Catherine Dickens didn’t share her husband's excitement for the situation. She had always been jealous of the women her husband mesmerized, and she felt especially threatened by his relationship with Madame de La Rue. And if she thought she’d have her husband’s full attention when they left Genoa to see the rest of Italy in the spring of 1845, she was mistaken. Letters from de La Rue updating Mr. Dickens on her status followed him around the country. Even though they couldn’t be in the same room, the pair continued their appointments remotely by attempting to connect through telepathy for one hour starting at 11 a.m. each day.

Though her condition had vastly improved since their first meeting, the Madame hoped to see Dickens one last time when he finally returned to Genoa in May 1845. Unfortunately a stomach bug prevented the pair from reuniting. He wrote to her in a letter:

"You must not think I am sending you an excuse in lieu of myself. I am in a hideous digestive state, cross, uncomfortable, bilious, blah and limp. A mutton chop and a long walk, and nobody to be contradictory to, are the remedies I have prescribed myself.”
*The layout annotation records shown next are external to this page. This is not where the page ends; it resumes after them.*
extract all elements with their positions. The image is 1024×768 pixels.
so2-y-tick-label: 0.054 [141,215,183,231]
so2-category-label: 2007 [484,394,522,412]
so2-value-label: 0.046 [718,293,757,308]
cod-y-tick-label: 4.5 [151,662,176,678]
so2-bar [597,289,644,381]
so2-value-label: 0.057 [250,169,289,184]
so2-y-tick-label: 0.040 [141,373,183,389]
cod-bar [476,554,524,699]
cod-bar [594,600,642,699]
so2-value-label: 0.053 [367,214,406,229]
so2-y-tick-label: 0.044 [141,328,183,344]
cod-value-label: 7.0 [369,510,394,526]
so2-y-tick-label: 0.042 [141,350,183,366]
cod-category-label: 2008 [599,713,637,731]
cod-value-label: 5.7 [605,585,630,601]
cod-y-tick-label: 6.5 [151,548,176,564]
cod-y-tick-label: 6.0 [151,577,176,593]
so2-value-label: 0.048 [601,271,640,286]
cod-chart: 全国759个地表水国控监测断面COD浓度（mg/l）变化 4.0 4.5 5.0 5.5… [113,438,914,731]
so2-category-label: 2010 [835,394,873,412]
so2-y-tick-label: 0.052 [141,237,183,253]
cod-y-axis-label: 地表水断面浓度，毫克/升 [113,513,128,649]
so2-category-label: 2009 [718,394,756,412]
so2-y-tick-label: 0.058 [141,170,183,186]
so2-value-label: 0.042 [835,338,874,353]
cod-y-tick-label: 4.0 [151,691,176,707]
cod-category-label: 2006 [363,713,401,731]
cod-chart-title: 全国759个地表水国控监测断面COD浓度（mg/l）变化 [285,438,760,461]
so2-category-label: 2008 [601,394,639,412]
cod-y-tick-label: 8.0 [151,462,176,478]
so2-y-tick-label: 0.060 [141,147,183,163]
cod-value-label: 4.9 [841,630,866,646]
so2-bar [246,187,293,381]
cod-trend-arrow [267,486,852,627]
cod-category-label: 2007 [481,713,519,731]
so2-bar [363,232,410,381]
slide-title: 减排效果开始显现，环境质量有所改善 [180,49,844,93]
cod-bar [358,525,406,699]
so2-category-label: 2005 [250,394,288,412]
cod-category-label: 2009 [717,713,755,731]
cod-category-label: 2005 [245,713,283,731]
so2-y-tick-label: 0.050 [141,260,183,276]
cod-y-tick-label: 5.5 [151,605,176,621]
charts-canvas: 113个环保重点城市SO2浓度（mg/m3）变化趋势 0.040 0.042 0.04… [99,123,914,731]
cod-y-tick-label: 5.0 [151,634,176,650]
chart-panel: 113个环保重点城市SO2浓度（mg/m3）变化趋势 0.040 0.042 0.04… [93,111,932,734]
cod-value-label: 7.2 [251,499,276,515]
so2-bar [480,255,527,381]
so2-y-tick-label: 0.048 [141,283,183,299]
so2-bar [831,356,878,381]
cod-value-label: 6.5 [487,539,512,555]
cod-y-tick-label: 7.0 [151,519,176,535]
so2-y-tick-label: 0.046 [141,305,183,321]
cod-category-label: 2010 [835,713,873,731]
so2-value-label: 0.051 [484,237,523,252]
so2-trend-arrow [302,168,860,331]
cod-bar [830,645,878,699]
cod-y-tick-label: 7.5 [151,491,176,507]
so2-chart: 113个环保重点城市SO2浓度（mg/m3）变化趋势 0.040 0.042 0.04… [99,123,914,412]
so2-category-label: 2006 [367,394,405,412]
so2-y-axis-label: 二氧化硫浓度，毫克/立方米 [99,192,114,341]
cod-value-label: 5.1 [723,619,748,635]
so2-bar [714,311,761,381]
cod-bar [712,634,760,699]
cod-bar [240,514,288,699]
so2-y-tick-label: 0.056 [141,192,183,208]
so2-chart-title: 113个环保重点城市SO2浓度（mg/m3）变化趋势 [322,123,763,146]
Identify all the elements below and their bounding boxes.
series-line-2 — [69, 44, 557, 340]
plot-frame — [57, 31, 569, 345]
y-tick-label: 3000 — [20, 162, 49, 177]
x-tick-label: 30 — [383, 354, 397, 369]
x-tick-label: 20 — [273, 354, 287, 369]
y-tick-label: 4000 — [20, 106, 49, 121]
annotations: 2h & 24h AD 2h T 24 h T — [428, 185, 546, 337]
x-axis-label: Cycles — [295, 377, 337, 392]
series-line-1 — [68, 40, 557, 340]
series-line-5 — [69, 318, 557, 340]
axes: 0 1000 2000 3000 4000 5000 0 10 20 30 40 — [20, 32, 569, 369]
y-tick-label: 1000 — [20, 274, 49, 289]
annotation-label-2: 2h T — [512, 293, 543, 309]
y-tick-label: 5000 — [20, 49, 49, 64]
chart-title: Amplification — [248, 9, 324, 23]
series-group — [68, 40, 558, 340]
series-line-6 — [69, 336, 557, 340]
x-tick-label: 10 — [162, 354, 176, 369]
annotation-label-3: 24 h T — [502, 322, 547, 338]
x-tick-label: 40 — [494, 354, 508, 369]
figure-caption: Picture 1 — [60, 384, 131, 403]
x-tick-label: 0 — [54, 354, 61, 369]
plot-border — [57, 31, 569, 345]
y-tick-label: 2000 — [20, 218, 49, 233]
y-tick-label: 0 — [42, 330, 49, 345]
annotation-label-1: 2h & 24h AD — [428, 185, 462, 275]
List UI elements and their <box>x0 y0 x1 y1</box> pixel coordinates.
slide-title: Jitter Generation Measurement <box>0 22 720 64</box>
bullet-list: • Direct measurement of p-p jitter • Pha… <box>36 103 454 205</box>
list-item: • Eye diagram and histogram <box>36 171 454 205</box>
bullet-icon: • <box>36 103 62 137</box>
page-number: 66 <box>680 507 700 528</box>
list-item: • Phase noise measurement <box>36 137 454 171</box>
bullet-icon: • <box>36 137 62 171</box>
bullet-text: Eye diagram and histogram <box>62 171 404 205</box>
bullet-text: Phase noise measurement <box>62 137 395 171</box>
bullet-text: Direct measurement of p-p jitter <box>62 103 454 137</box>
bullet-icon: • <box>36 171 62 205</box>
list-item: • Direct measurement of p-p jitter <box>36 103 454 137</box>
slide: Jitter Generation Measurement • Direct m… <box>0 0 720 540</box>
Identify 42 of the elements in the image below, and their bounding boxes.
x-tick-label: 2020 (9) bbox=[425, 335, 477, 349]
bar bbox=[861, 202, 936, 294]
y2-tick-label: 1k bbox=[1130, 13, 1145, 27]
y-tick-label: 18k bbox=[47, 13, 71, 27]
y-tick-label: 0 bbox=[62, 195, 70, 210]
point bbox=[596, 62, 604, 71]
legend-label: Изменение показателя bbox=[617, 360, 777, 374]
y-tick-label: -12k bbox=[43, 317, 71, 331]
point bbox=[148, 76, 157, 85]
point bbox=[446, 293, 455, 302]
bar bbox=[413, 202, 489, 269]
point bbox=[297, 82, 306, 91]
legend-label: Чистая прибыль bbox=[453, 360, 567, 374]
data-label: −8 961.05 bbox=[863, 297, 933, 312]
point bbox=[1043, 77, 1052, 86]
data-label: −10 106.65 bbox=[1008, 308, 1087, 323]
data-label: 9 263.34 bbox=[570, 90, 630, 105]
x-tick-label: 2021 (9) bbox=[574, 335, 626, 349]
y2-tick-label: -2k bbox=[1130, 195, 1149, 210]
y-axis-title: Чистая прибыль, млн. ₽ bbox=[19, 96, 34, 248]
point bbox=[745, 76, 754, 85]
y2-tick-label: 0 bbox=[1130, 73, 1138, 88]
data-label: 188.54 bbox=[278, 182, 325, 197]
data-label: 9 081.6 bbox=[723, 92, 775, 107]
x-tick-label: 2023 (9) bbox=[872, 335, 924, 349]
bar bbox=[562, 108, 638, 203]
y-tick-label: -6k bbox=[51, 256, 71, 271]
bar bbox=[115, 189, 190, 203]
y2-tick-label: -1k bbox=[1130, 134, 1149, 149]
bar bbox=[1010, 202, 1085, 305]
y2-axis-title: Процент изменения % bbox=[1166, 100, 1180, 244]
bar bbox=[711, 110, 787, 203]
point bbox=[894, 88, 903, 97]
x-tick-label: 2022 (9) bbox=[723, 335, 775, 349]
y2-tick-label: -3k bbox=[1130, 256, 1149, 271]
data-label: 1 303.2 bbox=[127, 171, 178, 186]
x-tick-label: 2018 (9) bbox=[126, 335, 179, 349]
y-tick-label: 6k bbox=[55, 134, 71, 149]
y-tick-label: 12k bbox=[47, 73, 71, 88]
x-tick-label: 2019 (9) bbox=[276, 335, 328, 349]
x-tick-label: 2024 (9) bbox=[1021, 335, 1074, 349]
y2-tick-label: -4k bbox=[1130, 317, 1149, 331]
After he resettled in England, Dickens’s passion for mesmerism cooled. He indulged in other mystical hobbies, however: In 1849, he performed stage magic under the pseudonym The Unparalleled Necromancer, Rhia Rhama Rhoos; in 1852, he wrote a spontaneous combustion scene into his realistic fiction book Bleak House, a decision he defended with conviction after it angered scientists. Like many fads to emerge from the Victorian era, those areas of interest have since largely faded from fashion. Mesmerism, on the other hand, laid the foundation for modern hypnosis—but today the treatment is administered by mental health professionals, not young novelists on vacation.